Lord Bhikhu Parekh acquired that distinction last week. At a prestigious meeting and dinner in the Attlee Room of the House of Lords on 24 March, a volume of 14 essays written by eminent political philosophers from all over the world was presented to him. The elegant volume of nearly 400 pages titled Multiculturalism Rethought is edited by Dr Varun Uberoi and Professor Tariq Modood and published by Edinburgh University Press. The essays in it discuss Parekh’s life and work and salute his contribution as a political philosopher and public intellectual.
As usual on such occasions, the evening began with a panel discussion of the book.
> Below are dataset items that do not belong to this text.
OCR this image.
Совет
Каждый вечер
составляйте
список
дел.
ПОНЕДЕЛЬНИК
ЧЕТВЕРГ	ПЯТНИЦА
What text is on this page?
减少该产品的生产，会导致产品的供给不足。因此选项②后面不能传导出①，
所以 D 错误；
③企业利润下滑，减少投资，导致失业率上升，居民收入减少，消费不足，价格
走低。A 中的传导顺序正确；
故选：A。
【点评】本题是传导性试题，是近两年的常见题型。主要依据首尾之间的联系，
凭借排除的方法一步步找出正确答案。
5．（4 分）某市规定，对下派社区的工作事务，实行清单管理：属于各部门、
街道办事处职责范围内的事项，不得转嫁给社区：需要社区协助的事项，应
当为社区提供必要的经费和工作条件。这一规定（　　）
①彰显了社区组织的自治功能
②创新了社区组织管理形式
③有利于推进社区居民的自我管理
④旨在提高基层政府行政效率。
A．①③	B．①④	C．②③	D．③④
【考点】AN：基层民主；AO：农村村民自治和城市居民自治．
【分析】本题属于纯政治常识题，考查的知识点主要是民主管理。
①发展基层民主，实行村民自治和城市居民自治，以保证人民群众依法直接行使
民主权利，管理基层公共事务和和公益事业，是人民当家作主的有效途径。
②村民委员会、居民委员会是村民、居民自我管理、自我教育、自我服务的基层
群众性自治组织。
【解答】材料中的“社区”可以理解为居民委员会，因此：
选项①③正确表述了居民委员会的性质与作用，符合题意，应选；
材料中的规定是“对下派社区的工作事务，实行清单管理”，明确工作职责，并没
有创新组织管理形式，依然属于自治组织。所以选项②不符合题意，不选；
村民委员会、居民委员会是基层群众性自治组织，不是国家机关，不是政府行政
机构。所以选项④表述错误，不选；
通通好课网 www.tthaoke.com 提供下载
It was chaired by Lord Giddens, one of Britain’s most distinguished sociologists and ex-Director of the London School of Economics. The panellists included Baroness Onora O’Neill, Chair of the Equality and Human Rights Commission and past president of the British Academy, Professor John Dunn, an internationally celebrated Professor of political philosophy in the University of Cambridge, and Professor Michael Kenny of the Queen Mary College of the University of London whose work on cultural diversity is widely acclaimed. Each of them highlighted different aspects of Parekh’s work, showing why it deserves to be honoured as well as where it needed to be taken further.
The dinner that followed included not only eminent political philosophers but also Lord Morgan, Lord Grocott, Lady Gavron, Baroness Royall, Lord Raymond Plant and Lord Noon.
In his speech Professor Parekh said that he would not claim that he deserved the honour, as that would be both arrogant and wrong, or that he did not deserve, it as that would question the judgement and wisdom of those who had edited and written for the volume. All he could do was to accept the honour with humility and deepest gratitude.
He began by expressing his profound gratitude to Dr Uberoi and Professor Modood for initiating the volume and seeing it through its various stages. They, especially Uberoi, had done far more than could be expected of any editor. He also thanked those who had written for the volume, and many others who had shaped and guided his intellectual life. He particularly thanked those who had critically commented on his work over the years and contributed to his intellectual growth, In the Indian tradition, he said, one owed a great debt to one’s critics for forcing one to define one’s views clearly and testing one’s commitment to them.
A debt of gratitude was owed also to one’s enemies, for precisely the same reasons, who therefore at the deepest level were no longer seen as enemies. His life, he said, had been a struggle, beginning in a small Indian village with a poorly equipped school and a family in which no one had completed high School education. He had learnt important lesson, which he shared with the audience, and warned against equating career with life. He narrated his associations with great British intellectuals. In particular he remembered Sir Isaiah Berlin who said to Parekh after his return from India that he was struck by the fact that no two Indian faces looked alike and that some such as Nehru’s had Roman features.
In his reply Lord Raymond Plant, an internationally acclaimed Professor of Philosophy and Jurisprudence at Kings College, London who had done his doctoral research under Parekh’s supervision, saluted him as a scholar, a teacher and a fine human being. Parekh, he said, had a wonderfully acute mind and great human warmth and had shaped his capacity for analytical and critical thinking.
Lord Parekh is the only Indian political philosopher and one of the very few Indian academics to receive such a remarkable distinction. Professor Modood, a distinguished professor of sociology at Bristol University and internationally recognised for his great contribution to the study of ethnicity and religion, explained why he and Uberoi had planned the volume. Parekh was a remarkable political philosopher who had published major books on several great philosophers and concepts and contributed greatly to political philosophy including a theory of multiculturalism. Parekh was also an excellent example of public service and intellectual public engagement. He had been a member of several government and non-government commission and influenced the ideas of ordinary citizens, policy makers and intellectuals. He had been a guide and inspiration to many, which is why so many eminent scholars from different parts of the world had so readily agreed to contribute to the volume.